Le principal suspect s’appelle Artem Uss. Il n'est autre que le fils de celui qui était alors gouverneur de la région russe de Krasnoïarsk. Son père aurait des contacts de haut rang au Kremlin et ses liens avec le célèbre oligarque de l'aluminium Oleg Deripaska sont largement documentés. Au moins une partie des affaires aurait été réalisée pour le compte de Deripaska. Il n'y a pas eu d'arrestation comparable depuis de nombreuses années.
Seulement, après ce coup de génie, l'enquête mouline. Artem Uss a fui vers la Russie au printemps. Son évasion est digne d'un film d'action. Selon nos informations, l'homme ne peut pas être extradé d'Allemagne vers les Etats-Unis en raison de ses activités à Hambourg et est désormais de nouveau en liberté. Ce processus hautement politique menace de tourner au fiasco. Les autorités européennes ne sont pas optimistes à ce sujet.
Le directeur du FBI, Christopher Wray, s'est montré confiant lorsqu'il a rendu publics les actes d'accusation auprès des procureurs du district oriental de New York en octobre 2022. Il a déclaré:
Une livraison au contenu «explosif»
En partant de Hambourg, son administration avait mis au jour un réseau d’entreprises qui, selon les conclusions d’Artem Uss et de son partenaire, auraient acheminé du matériel d’armement et du pétrole vénézuélien en Russie.
Le contenu de la livraison était explosif: microprocesseurs et semi-conducteurs pour les avions de combat et les missiles, un système de machines informatisé utilisé dans les programmes nucléaires. Certaines de ces pièces ont été retrouvées plus tard dans des systèmes d’armes russes laissés par l’armée de Poutine sur le champ de bataille en Ukraine. L’acte d’accusation publié n’a pas épargné les détails et a rendu une écrasante charge de la preuve.
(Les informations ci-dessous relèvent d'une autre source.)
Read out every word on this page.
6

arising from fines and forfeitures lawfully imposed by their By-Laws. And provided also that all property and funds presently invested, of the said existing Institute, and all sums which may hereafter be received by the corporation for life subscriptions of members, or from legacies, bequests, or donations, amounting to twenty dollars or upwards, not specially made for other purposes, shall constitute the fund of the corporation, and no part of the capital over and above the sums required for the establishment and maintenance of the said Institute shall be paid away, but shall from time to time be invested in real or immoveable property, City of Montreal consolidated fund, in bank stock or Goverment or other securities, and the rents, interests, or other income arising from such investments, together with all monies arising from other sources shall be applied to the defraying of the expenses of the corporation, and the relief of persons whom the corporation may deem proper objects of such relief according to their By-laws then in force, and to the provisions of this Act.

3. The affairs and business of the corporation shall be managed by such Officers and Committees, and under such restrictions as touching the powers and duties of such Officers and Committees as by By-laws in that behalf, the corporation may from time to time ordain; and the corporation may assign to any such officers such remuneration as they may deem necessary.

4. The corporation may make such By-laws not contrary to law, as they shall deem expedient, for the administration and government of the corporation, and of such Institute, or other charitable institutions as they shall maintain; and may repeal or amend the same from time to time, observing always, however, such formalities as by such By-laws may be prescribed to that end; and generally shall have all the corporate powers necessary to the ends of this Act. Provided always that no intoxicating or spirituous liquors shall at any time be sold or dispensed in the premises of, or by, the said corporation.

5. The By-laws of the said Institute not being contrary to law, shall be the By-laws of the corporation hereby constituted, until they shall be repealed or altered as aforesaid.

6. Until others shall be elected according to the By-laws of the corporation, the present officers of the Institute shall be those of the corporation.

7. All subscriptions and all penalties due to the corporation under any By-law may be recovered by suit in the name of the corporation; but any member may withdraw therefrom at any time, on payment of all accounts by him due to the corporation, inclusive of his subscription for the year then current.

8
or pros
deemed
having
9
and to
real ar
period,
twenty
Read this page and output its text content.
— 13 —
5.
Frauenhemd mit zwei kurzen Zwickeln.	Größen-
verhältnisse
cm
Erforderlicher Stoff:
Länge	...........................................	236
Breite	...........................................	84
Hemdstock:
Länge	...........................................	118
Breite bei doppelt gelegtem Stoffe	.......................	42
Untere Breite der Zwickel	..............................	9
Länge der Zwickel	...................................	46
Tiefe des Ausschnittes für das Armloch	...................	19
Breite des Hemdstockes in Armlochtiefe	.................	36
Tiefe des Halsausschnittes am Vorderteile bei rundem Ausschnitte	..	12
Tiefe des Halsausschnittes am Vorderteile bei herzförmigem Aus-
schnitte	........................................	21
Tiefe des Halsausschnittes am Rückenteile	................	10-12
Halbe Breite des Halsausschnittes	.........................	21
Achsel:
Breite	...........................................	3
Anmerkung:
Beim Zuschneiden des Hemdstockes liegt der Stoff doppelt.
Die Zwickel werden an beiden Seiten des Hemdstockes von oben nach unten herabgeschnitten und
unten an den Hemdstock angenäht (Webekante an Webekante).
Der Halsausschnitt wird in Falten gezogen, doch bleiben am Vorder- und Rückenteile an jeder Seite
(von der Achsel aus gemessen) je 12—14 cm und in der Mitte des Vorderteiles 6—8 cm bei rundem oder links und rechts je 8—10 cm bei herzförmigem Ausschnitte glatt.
Les échanges avec les entreprises de défense sanctionnées en Russie ainsi qu'avec les fournisseurs aux Etats-Unis et au Venezuela ont été enregistrés. Les enquêteurs auraient même mis la main sur des messages internes. Le gouverneur situé à Hambourg écrivait à un collègue peu après le début de la guerre:
Artem Uss a disparu
Selon la presse, il aurait même révélé l'identité de son client à des trafiquants vénézuéliens avec lesquels il aurait échangé du pétrole contre plus de 32 millions de dollars:
Dans les semaines qui ont suivi les arrestations, la chance a commencé à sourire aux enquêteurs américains. Artem Uss et son associé ont intenté une action en justice contre leurs livraisons prévues. Les autorités du Kremlin ont demandé l’extradition d'Artem Uss vers la Russie. Le processus a pris beaucoup de temps.
De son côté, Artem Uss a été rapidement assigné à résidence dans une banlieue de Milan. Selon La Stampa et le Wall Street Journal, malgré la demande expresse de l'ambassade américaine, les suspects ont profité à plusieurs reprises de cette opportunité pour s'échapper.
Les médias ont écrit dans la lettre adressée au ministère italien de la Justice:
La demande n’a pas été entendue, avec de graves conséquences. Le 22 mars, le lendemain de la décision de son extradition vers les Etats-Unis, l’alarme de son bracelet a sonné des dizaines de fois – soi-disant en raison de problèmes techniques. Puis il a disparu.